Her driving steadied a little bit and I took my hand off the oh-shit strap. Maybe everything would work out, maybe we’d get to and from the dinner party intact, maybe I’d find the murderer and get more work and a place to live, maybe Allison would calm the fuck down and we’d go to Tanger Outlets and redo her wardrobe. Maybe.
Allison took a deep breath. “Freeman’s a Shakespearean. He got tenure as a wunderkind a thousand years ago and hasn’t published much since. He’s always talking about his new project. He’s going to do a valorium edition of The Merry Wives of Windsor . He says that he’s just an old-fashioned scholar, which means he thinks everything after 1780 is trendy garbage. And he calls women wenches . And he drinks too much. But, you know, he’s seventy.”
“Is there a Mrs. Freeman?”
“Oh, yeah. Lois.” So much for feminism. “I guess she’s younger. I think she was his student. She helps out in the alumni office. She’s, uh, very nice.

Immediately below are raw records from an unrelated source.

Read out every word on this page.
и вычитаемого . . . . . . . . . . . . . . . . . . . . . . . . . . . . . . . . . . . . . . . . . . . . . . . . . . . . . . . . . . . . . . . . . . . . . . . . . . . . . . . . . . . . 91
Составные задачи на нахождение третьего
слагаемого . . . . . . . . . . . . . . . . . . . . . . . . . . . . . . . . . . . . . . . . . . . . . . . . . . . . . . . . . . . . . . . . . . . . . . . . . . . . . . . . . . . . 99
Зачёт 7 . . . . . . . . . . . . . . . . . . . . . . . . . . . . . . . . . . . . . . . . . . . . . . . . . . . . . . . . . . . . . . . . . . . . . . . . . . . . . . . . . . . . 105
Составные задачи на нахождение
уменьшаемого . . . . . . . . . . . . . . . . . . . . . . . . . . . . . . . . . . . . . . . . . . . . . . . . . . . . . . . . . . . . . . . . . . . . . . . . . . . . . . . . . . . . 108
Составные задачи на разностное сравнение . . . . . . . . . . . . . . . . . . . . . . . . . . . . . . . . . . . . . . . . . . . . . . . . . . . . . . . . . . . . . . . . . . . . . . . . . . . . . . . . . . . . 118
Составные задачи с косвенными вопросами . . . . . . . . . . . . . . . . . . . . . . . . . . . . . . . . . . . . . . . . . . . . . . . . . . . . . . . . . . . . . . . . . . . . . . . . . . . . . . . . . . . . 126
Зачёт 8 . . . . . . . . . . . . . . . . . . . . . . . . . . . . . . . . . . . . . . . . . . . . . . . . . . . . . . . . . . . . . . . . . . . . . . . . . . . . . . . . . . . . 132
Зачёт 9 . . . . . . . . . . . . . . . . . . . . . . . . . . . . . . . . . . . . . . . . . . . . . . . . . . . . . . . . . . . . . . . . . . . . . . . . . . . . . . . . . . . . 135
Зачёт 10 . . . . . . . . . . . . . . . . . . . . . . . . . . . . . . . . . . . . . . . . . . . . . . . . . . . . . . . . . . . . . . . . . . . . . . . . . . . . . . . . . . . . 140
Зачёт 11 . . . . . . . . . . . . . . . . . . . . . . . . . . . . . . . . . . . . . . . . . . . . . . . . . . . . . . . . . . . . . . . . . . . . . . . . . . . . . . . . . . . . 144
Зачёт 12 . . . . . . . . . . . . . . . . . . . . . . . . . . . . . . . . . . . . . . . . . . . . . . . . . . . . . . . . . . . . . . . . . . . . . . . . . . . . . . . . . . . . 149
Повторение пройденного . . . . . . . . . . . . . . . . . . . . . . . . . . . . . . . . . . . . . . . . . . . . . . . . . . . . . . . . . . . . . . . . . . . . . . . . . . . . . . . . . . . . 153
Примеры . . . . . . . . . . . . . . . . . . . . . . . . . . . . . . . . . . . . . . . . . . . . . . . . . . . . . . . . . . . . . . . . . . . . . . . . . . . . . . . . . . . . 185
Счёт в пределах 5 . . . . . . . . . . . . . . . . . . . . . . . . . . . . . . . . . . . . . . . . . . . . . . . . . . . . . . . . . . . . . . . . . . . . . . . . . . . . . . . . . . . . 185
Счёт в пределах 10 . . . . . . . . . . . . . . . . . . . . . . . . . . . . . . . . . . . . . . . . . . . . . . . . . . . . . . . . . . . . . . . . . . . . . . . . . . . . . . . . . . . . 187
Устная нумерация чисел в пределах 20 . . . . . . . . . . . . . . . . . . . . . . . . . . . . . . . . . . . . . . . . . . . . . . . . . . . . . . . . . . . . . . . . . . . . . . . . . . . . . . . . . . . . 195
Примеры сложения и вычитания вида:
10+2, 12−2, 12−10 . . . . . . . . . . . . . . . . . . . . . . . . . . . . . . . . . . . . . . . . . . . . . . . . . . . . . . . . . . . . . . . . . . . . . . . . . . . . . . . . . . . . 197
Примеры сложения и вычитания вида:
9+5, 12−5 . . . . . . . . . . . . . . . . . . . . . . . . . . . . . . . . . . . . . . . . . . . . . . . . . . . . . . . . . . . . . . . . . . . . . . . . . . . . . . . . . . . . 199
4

Well, I mean, classic faculty wife.”
Huh.
“He’s not so bad, really. It’s surprising that he’s interested in Gertrude Stein.”
Old age had defused Freeman and he’d been clever enough to stroke Marx a little. For all her criticism, if there were a departmental conflict, she’d be in his camp.
“I’m leaving in two weeks to go to Paris, to work on a new project. I got a grant from the Omni Foundation — it’s on Gertrude Stein, her theater projects. The radical inconsistencies are fabulous.”
“Sure. Omni Foundation, that’s a big deal. Your letters must have been stellar.”
She clenched the steering wheel. “We’re here.” She slammed on the brakes.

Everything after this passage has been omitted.